このとき「安倍さんからじゃけえ」「二階さんから」と言われて金を手渡されたという証言も出ている。

 いや、そればかりか、買収が「自民党公認」でおこなわれていたことを疑わせる証言も出ている。2月におこなわれた公判での前三原市長の天満祥典氏の証言によると、克行氏が広島市内のホテルにある鉄板焼店の個室で会食し、天満・前市長に現金100万円を渡した際、当時、自民党の組織運動本部長だった山口泰明衆院議員も同席。そのほか党の職員も居合わせていたというのである。
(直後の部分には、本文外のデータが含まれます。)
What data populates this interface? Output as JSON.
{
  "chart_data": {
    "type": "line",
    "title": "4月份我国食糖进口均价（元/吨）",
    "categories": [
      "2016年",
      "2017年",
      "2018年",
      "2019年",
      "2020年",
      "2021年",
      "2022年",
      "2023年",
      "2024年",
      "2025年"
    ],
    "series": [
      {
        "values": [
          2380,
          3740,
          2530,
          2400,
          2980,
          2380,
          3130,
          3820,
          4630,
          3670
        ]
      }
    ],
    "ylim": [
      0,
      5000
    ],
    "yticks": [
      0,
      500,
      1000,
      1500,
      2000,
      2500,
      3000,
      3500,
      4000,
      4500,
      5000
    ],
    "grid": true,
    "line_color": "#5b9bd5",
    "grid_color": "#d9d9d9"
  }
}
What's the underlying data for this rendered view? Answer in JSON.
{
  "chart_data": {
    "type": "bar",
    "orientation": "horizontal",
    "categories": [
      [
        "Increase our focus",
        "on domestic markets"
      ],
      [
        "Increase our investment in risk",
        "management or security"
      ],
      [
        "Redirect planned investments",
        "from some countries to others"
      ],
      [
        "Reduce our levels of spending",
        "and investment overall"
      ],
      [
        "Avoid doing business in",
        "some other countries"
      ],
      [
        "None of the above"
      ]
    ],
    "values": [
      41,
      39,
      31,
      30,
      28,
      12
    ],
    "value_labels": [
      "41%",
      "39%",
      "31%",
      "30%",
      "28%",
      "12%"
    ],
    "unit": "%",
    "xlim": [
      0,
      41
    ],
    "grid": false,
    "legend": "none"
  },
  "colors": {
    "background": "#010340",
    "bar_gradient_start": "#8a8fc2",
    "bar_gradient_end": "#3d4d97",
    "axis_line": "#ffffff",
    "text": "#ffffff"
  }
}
 前述したように、もっとも重要なのは、なぜ安倍自民党は河井陣営に溝手陣営の10倍にものぼる選挙資金を提供したのか、という点だ。買収がおこなわれたこの選挙には、当時の安倍首相が地元の安倍事務所の秘書複数名を指南役として投入していたこともわかっており、さらには克行氏が広島県議サイドに金を渡したあと、安倍首相の秘書がこの県議を訪ねて案里氏への支援を求めていたことも判明している。

 自民党は1億5000万円のうち約1億2400円は機関紙や政策チラシの作成・配布費に充てられたというが、そもそもこれほどの巨額を選挙活動にかけられるという状況自体が異常だとしか言いようがない。そして、安倍首相の秘書や自民党本部のかかわり方を見れば、この大規模選挙買収事件はやはり、かつて溝手氏が安倍氏を批判し「過去の人」と発言したこと私怨を抱いていた安倍前首相の意向を受け、自民党本部が主導したとしか考えられないのだ。

 選挙買収という違法行為を時の総理大臣と党本部が主導した疑惑がまったく払拭されていないにもかかわらず、徹底した外部の専門家による検証もおこなわず、幕引きしようとする──。だが、最大の問題は、明日の総裁選で誰が新総裁・次期首相になったとしても、この大規模買収問題にメスが入れられることはなく、自民党のこの体質は変わることはない、ということだ。

 実際、最有力と見られている岸田文雄氏は、地元・広島で起こった買収事件の際、溝手陣営側におり、総裁選でも党改革の柱に「政治とカネ」の問題を挙げているが、今回の河井事件の自民党本部による説明に対しては“今後を注視する”という生ぬるい姿勢を見せ、本格調査が必要であることは明々白々なのに「(自分が総裁になれば)必要であれば説明する」と発言。すでに腰が引けた状態だ。

 また、河野太郎氏や高市早苗氏も“党本部に十分な説明を求める”としているが、河野氏のバックには買収事件当時は官房長官だった菅義偉首相が、高市氏のバックには事件の元凶になった安倍前首相がおり、河野氏にしても高市氏にしても十分な説明などできるはずがない。野田聖子氏にいたっては、バックが二階幹事長である上、現執行部の一員でもあるため、すでに「党本部の説明を信じなかったら何を信じるのか」などと開き直っている始末だ。

 もはや「クズ揃い」としか言いようがないが、トップの顔が誰になっても、自民党の腐りきった体質は引き継がれるだけ。今後も選挙買収という有権者を裏切る違法行為を平気でやらかしかねないだろう。つまり、自浄作用がまるでない自民党に対しては、有権者が今度の衆院選でその審判を突きつけるしかないのである。